Which is trump: Truth or success?

Without a question, there is no doubt.

Truth is what is, no matter what humans may desire. Truth will, in the end, win out.

When we are dealing with humans, short term success is often divorced from truth. Human will, can be easily manipulated; politicians and business managers have become expert at manipulating human will.

A current glaring example is the Iraq war. If the war was a success, in American terms, few Americans would care about the truth of the matter. Whether the war caused 600,000 or 30,000 dead Iraqis is of little concern. Only when success is not achieved is the truth of the matter in question.

I think that we are always better off, in the long run, if we value truth more than success. Preparing our self to recognize truth is a long, arduous, and many splendored task; it is well worth the effort. Do you agree?

truth cannot be measured; success can be measured.

success wins.

-Imp

what is truth?..

so cliche…but, do you know what it is to defend it?.

Hi Chuck, I hope you don’t mind me pointing out that had you started a fourth line with “Truth will, in the end, win out.” you would have a quatrain worthy of the creative writing forum. Here is my take on truth: ilovephilosophy.com/phpbb/vi … p?t=153833

DEB

Your poetry is well said. I never gave consideration to the four sentences that could be considered to be poetry. I never knew I was a poet, but as my childhood friends would say, my feet show it. No, I guess I got that mixed up with Longfellows.

:smiley: Perhaps you should reconsider your attempt to appreciate music and direct your apparently boundless energy into poetry. And thanks.

Convertible to Esse (Being), Verum (Truth) is the good of intelligence. I repeat myself, the fact that truth belongs to no one, whereas a good is always personal, is the drama of human life… All literature and novels revolve around this, because the cause of jealousy is there, the fear of losing ones’ good, whereas with truth that ain’t the case, we don’t have the same drama, truth belongs to no one, therefore no one can take it from us, and that’s probably why we are not so much on a quest for it, given that we cannot possess truth…

I thus do concur that the quest for truth is well worth it. In his day, after having followed Plato’s sandals for 10-15 years, Aristotle ends up leaving Plato, specifying that he loves Plato and truth, but that he loves truth even more…

We are presently under the ferula of two neoplatonic tyrannies: poetry on the one hand and mathematics and positivism on the other hand, which has lead to the primacy of scientific knowledge over all the rest.
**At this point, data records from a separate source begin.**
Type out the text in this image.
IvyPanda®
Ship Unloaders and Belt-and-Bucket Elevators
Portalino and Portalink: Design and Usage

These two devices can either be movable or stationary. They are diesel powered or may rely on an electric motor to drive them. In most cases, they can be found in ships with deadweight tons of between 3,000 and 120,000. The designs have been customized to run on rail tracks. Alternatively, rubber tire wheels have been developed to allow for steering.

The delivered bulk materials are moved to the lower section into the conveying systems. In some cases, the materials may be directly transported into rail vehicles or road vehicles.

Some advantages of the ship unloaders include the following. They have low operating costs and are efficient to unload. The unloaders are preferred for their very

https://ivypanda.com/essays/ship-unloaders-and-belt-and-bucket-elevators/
It is a systemisation of Kant’s transcendental subjectivity which, once again, is at its place with regards to poetic or mathematical knowledge but absolutely not in view of a realist philosophy. This is the most fundamental choice that can be: either we leave reality in our wake or we let reality take front stage. Yet the answer oft heard to this radical question is that knowledge is superior to reality since it enables to elevate reality to a state of splendour…

:unamused:

harvey wrote:

harvey, could you please qualify this statement a little more? Are you saying that the pursuit of goodness over the pursuit of truth is akin to the denial of, or adherence to, reality?
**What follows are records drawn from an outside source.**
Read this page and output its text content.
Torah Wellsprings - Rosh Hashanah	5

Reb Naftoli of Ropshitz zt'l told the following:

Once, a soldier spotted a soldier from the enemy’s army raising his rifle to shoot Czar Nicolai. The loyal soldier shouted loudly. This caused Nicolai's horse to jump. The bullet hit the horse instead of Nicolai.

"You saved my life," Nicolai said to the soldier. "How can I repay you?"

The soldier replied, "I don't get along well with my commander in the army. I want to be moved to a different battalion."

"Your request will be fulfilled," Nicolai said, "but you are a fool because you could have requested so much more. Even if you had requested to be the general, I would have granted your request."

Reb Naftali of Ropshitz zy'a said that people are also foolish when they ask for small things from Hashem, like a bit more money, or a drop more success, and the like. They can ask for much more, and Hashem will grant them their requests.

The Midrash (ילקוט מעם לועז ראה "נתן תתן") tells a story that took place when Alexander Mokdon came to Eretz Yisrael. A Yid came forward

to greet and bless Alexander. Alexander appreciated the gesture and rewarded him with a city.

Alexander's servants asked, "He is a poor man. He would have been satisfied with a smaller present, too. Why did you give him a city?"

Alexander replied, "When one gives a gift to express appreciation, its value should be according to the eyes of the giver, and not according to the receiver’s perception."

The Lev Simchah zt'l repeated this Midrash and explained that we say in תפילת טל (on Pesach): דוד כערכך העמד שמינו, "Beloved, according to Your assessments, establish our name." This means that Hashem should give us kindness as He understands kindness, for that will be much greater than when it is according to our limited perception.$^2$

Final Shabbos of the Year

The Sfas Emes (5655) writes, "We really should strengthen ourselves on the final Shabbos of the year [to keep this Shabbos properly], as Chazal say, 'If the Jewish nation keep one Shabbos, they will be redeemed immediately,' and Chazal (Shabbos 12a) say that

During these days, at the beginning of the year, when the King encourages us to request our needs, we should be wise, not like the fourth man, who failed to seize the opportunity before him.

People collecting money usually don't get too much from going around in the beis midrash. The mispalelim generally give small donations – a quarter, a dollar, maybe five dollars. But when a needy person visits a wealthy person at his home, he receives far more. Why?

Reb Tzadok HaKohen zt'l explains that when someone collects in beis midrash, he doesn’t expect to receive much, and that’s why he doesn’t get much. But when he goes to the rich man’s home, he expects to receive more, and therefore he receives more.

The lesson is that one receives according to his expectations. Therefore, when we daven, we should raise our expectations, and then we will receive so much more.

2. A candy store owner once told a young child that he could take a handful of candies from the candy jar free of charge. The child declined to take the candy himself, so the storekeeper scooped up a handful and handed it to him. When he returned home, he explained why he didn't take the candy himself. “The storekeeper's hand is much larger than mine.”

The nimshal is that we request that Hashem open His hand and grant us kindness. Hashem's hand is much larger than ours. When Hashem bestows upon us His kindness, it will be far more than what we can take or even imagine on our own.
The truth vs good passage was a bit of a sidenote. Good is convertible to being (the only authentic transcendental), just like truth!

Truth is the adequation between intelligence and reality. And today we have forgotten that intelligence is only perfectly itself to the extent that it seeks what is true. The Marxist, Hegelian and also Nietzschean dialectics which we are subjected to without oft times realizing it, block and confound practical philosophy and speculative philosophy. We well and truly find ourselves in front of a wall that is particularly difficult to climb over. Perfectly unwittingly most of the time, the moderns remain at the genetic level, at quantity and what is measurable, never reaching spirit, quality and the order of perfection.

In an environment of incessant change, it is difficult to find in human reality anything that is not subject to change, to what is relative. It is difficult to discern that human intelligence is made, radically, to go beyond scientific and technical knowledge, that it is made to discover a truth of an other order. More to the point, it is difficult to make out that human intelligence, when it is most true to itself, is made to attain what is, the existing reality in all its profoundness.